Third, even if harassment claims fail, it is quite possible for a retaliation claim based on a meritless harassment claim to succeed.  And unfortunately, many managers do retaliate against employees who complain, albeit sometimes inadvertently.  In my training, I always include examples of a manager who was frustrated with an employee who complained about something, and takes actions that could be construed as retaliatory (such as ignoring pleas for help, letting others give the complaining employee a hard time, and/or directing opportunities elsewhere). Managers need to be trained to not only avoid retaliation, but also the appearance of retaliation.

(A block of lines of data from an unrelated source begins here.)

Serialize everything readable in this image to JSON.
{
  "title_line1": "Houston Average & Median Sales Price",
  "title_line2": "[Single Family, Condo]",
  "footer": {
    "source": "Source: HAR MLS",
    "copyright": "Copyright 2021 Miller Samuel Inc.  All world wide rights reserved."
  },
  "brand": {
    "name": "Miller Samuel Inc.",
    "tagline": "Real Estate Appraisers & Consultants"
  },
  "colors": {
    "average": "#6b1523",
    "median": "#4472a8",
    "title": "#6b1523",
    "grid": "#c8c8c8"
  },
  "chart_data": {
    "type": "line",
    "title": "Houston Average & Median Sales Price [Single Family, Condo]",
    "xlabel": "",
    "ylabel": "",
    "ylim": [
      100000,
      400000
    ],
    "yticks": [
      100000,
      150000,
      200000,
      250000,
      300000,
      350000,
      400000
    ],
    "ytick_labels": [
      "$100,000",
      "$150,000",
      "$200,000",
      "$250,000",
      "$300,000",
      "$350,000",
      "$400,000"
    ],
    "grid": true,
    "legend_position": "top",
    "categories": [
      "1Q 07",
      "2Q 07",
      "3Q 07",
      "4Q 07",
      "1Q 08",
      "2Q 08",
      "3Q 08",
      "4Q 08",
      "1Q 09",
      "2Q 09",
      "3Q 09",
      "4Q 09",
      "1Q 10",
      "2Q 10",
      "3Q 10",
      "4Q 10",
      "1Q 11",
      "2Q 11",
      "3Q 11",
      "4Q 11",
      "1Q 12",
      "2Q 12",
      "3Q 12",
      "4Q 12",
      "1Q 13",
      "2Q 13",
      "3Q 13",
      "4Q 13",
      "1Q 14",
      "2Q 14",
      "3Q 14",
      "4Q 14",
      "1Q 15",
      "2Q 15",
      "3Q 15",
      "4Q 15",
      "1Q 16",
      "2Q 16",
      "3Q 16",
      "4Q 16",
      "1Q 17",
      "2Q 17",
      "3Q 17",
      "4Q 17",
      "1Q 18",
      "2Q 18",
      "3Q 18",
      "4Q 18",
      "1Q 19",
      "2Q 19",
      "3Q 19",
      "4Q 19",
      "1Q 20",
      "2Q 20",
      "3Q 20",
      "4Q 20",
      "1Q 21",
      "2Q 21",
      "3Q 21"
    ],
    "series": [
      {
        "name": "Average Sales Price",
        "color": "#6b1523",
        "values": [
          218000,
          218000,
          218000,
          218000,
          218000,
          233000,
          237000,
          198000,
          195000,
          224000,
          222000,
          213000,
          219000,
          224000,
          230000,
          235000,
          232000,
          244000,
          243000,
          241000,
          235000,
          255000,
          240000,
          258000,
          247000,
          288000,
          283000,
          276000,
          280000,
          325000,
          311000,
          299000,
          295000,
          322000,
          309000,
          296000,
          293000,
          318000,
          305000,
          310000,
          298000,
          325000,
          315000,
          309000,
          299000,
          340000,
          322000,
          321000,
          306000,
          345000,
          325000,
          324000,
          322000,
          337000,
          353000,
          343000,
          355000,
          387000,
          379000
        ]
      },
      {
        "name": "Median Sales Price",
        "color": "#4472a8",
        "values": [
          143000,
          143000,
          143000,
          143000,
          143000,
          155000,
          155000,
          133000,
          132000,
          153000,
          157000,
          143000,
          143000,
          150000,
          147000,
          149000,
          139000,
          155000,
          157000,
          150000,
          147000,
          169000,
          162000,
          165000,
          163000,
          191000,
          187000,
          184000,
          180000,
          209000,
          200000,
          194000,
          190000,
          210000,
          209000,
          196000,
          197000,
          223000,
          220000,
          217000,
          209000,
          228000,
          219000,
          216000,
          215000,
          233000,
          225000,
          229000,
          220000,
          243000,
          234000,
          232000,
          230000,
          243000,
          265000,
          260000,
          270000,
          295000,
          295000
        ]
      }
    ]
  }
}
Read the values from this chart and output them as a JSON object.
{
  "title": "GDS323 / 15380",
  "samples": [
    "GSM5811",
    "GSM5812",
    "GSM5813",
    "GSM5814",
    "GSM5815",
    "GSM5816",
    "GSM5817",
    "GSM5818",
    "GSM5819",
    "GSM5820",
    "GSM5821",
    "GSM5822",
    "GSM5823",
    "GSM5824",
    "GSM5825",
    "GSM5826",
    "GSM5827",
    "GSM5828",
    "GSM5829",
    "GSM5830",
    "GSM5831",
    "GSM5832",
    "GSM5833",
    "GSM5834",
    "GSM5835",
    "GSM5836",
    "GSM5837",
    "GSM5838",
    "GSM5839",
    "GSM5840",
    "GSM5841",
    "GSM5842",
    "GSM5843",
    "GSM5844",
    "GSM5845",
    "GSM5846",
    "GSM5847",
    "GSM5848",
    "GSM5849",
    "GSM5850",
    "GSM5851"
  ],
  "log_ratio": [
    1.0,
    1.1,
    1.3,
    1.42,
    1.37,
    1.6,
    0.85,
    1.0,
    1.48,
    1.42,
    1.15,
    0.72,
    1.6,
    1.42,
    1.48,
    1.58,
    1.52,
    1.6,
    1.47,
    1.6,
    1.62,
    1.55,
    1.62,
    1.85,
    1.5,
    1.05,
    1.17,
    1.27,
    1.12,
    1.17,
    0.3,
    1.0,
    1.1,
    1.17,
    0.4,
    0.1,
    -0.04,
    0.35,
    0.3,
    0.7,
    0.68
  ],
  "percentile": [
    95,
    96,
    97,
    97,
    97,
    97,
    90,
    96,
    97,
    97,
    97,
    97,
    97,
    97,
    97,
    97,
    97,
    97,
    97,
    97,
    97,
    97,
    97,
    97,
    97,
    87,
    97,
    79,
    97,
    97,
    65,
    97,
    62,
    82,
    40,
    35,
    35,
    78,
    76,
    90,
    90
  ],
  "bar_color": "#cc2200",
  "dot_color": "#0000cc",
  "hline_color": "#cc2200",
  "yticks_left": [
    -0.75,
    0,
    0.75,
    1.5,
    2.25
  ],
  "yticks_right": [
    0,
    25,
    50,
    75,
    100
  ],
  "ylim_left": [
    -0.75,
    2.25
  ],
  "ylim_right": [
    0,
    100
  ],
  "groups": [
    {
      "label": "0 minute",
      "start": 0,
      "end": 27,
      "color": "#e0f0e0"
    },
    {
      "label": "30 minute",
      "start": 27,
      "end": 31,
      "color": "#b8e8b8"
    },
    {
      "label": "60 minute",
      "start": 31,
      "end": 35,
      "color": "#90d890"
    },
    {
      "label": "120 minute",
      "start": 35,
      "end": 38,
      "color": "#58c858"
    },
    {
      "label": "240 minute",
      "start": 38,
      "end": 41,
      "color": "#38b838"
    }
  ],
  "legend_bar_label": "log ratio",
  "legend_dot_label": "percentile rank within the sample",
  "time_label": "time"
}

Fourth, defending a harassment, discrimination, or retaliation claim can be a very high hurdle for employers, who need to essentially justify their actions by picking apart the plaintiff’s behavior.  That requires a very delicate balance.  In reviewing how Pao was expertly cross-examined, I cheered for the female attorney who scored such good points for her client.  At the same time I was saddened for women who honestly believe they are stepping up to expose institutional problems that others are too afraid to raise.

And finally, the press accounts of the Pao trial indicate that there is unconscious bias in the workplace.  Semantics matters, such as referring to a woman as someone with “sharp elbows” – would anyone refer to a man that way?

All in all, there are lessons here for everyone.  Let’s just hope employers (and employees), female (and male), take a minute to digest them.